Pagina:Sanvittore - i misteri del processo monti e tognetti, 1869.djvu/131

126 i processi di roma


— Ora, gli disse il galeotto, scendete subito per la strada per la quale io sono montato; la discesa vi riuscirà certo più facile della salita.

— E poi? chiese Curzio.

— Poi raggiungete il drappello dei forzati, e non temete. Il guardiano farà il resto.

Dunque il guardiano era d’accordo, pensò Curzio. Ma non era tempo da riflessioni. Salutò con un’occhiata più che con la voce quell’uomo misterioso; misurò collo sguardo la distanza che lo separava dal ponte mobile, scavalcò il parapetto, si aggrappò a quello colle mani, lasciò andare le gambe, cercò coi piedi un appoggio, e coi piedi e colle mani attaccandosi ai buchi della muraglia e alle rotture delle pietre diroccate, discese per l’altezza di cinque o sei metri, finchè cadde, più che non arrivasse, sul ponte. Di li senza perder tempo entrò nella finestra, per la quale si penetrava nell’interno dell’edifizio. S’incamminò per un corridojo che trovò aperto dinanzi, e in fondo a quello raggiunse il drappello dei forzati, al quale doveva unirsi. Il guardiano gli fece un segno segreto con cui gli confermò la sua connivenza.

Curzio si confuse nel branco dei galeotti, e il guardiano li avviò innanzi. Essi passarono corridoi, scalette, e baluardi, finchè giunsero nel cortile della fortezza, e di quivi passarono dalla gran porta, per ridursi alla darsena. Era cosa consueta, e nessuno vi faceva attenzione.

Quando furono giunti fuori della fortezza, si avviarono giù per una stradella vicina.

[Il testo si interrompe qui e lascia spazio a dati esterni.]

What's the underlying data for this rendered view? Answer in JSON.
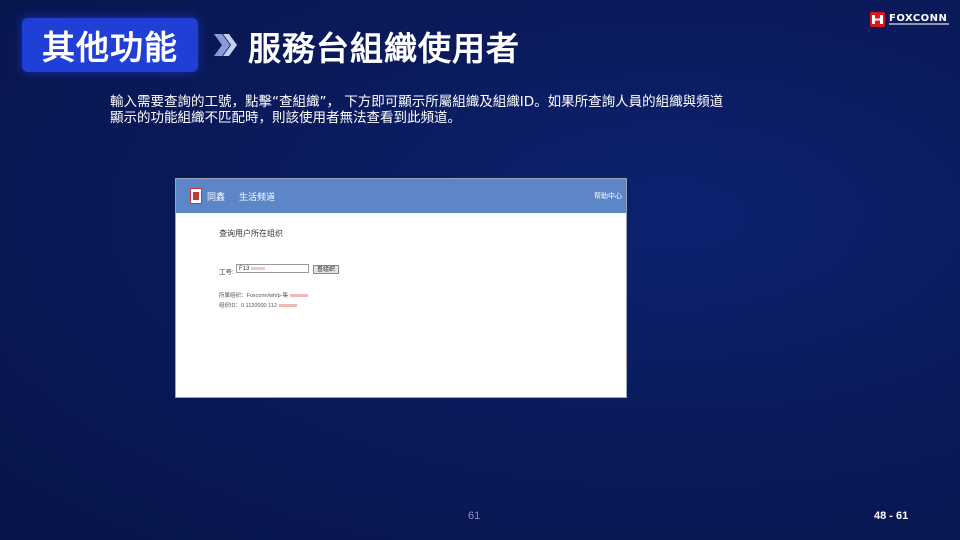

In quella via il guardiano s’incontrò in un suo collega e con quello scambiò poche parole, dopo le quali gli cesse la guardia del drappello, ed egli col solo Curzio si avviò da altra parte.

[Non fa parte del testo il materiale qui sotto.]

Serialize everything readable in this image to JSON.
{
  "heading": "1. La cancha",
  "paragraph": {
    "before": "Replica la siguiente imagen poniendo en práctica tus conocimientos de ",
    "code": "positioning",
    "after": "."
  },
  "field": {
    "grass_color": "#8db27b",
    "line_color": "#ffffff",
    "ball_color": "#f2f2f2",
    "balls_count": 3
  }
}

È cosa consueta in Civita-Vecchia dove i galeotti sono occupati in ogni sorta di lavori, anche pei privati, il vederne un solo scortato da un guardiano volgere in una direzione qualunque.

Curzio e il guardiano passarono per molte vie, finchè si condussero all’aperta campagna. Quando furono giunti a un certo punto il guardiano fe’ cenno a Curzio di fermarsi, poi si volse indietro, si accertò che non erano spiati da nessuno, e disse:

— Seguitemi!

Presero un sentiero di traverso, camminarono senza altre parole. Passarono in mezzo una melanconica pianura, intralciata da roveti e da acque stagnanti, percorsa qua e là dalle mandre di bufali e di cavalli selvaggi; si ch’era forza ad ora ad ora ripararsi nelle staggionate1.

Il guardiano si fermava ad ogni tratto, e guardava intorno come per

  1. Così chiamano nell’agro romano quei ripari di legno, dove si sta al sicuro dalle offese dei bufali e dei cavalli sciolti.